RAPALLO - Der Radsport steht nach dem Tod des belgischen Sprinters Wouter Weylandt unter Schock. Der 26-Jährige starb am Montag beim Giro dItalia nach einem Sturz während der dritten Etappe an seinen schweren Kopfverletzungen. Trotz 40-minütiger Wiederbelebungsversuche noch an der Unfallstelle 24 Kilometer vor dem Zielort Rapallo (Provinz Genua) kam für den Teamkollegen von Fabian Wegmann jede Hilfe zu spät.

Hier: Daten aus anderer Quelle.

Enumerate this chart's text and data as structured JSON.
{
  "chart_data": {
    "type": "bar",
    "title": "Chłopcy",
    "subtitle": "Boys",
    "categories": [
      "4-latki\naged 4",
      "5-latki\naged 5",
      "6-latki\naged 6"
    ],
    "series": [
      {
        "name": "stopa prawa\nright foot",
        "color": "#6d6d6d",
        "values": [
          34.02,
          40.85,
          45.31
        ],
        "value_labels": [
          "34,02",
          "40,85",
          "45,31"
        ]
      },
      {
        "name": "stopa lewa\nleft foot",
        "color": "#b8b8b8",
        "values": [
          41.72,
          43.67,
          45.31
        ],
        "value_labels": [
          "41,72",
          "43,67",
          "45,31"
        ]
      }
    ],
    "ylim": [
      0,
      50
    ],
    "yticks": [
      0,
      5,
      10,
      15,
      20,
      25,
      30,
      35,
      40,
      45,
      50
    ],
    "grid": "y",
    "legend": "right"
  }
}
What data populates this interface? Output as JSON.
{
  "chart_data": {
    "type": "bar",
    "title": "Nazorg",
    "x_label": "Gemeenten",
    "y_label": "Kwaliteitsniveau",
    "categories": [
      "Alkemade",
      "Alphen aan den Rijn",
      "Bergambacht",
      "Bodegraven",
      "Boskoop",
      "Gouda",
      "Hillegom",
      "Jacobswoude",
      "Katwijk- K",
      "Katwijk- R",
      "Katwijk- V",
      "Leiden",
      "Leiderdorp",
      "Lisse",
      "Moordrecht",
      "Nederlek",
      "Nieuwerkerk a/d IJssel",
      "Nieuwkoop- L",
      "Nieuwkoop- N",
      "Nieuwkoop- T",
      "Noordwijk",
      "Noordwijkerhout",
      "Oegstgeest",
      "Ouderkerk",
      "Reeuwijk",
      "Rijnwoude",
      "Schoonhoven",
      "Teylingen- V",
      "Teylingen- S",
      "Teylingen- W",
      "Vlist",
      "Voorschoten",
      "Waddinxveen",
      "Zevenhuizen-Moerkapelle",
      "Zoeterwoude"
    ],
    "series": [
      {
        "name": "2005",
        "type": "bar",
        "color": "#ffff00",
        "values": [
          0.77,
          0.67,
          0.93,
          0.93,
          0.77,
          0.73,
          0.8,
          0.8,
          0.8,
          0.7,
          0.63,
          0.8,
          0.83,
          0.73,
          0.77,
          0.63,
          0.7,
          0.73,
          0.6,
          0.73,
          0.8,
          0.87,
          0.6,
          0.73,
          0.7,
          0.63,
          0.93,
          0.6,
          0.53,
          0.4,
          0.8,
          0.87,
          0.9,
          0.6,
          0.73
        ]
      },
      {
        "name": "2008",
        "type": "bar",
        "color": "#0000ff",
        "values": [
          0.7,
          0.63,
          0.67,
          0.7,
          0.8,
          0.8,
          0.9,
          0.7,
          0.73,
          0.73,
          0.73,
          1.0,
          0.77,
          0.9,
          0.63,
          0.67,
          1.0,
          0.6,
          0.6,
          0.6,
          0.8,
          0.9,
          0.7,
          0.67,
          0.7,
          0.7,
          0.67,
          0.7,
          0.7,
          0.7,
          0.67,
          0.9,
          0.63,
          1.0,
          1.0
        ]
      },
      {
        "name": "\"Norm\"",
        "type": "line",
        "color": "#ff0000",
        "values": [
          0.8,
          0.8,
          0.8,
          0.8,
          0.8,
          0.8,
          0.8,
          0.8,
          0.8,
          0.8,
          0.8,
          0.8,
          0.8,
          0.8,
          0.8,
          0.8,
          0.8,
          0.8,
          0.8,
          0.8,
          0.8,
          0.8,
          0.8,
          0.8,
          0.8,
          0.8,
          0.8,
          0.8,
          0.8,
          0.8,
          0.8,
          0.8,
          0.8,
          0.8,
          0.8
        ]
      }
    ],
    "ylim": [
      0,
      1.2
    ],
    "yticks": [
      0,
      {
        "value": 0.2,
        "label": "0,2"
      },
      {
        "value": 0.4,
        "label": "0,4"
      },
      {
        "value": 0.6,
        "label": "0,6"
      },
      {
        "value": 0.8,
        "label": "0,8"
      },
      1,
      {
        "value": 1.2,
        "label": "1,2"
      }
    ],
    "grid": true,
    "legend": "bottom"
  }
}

Er hatte einen Schädelbasisbruch und schwere Gesichtsverletzungen, sagte Rennarzt Giovani Tredici. Seinen Angaben zufolge streifte Weylandt mit der linken Pedale eine Mauer, verlor dann das Gleichgewicht und stürzte auf das Gesicht.
Wouter Weylandt war schon bewusstlos, als wir eintrafen. Wir haben 40 Minuten lang versucht, ihn zu reanimieren. Aber es war nichts mehr zu machen, so der Rennarzt. Nach anfänglich vergeblichen Versuchen informierte das Luxemburger Team Leopard Trek Weylandts Frau von dem tödlichen Unfall. Sie erwartet im September das erste gemeinsame Kind.
Das Rennen werde an diesem Dienstag fortgesetzt, erklärte Giro-Chef Angelo Zomegnan am Montagabend auf einer Pressekonferenz. Er überlasse es jedoch den Fahrern, wie sie die vierte Etappe gestalten und werde jede Entscheidung respektieren, sagte Zomegnan. Damit könnte es auf den 216 Kilometern von Quarto dei Mille nach Livorno eine Gedenkfahrt im Bummeltempo und ohne Zielsprint geben.
Der Präsident des Welt-Radverbandes UCI, Pat McQuaid, sprach den Angehörigen, dem Team und allen Freunden Weylandts im Namen der gesamten Radsport-Familie sein Mitgefühl aus. Weylandts Stallkollegen ließen zunächst offen, ob sie weiterfahren werden. Dies wollte die Teamleitung den Fahrern freistellen.
Den Rettungskräften boten sich schreckliche Bilder. Einen Tag nach seinem neunten Rang bei der längsten Etappe des diesjährigen Giros lag Weylandt regungslos auf dem Asphalt. Er blutete stark im Gesicht, nachdem er auf der Abfahrt des Passo del Bocco offenbar weit durch die Luft geschleudert worden war.
Noch am Montagabend eröffnete der Stellvertretende Staatsanwalt von Chiavari, Francesco Brancaccio, ein Ermittlungsverfahren zur Klärung des Unfallhergangs. Er ordnete auch die Autopsie des Leichnams im Krankenhaus von Lavagna an.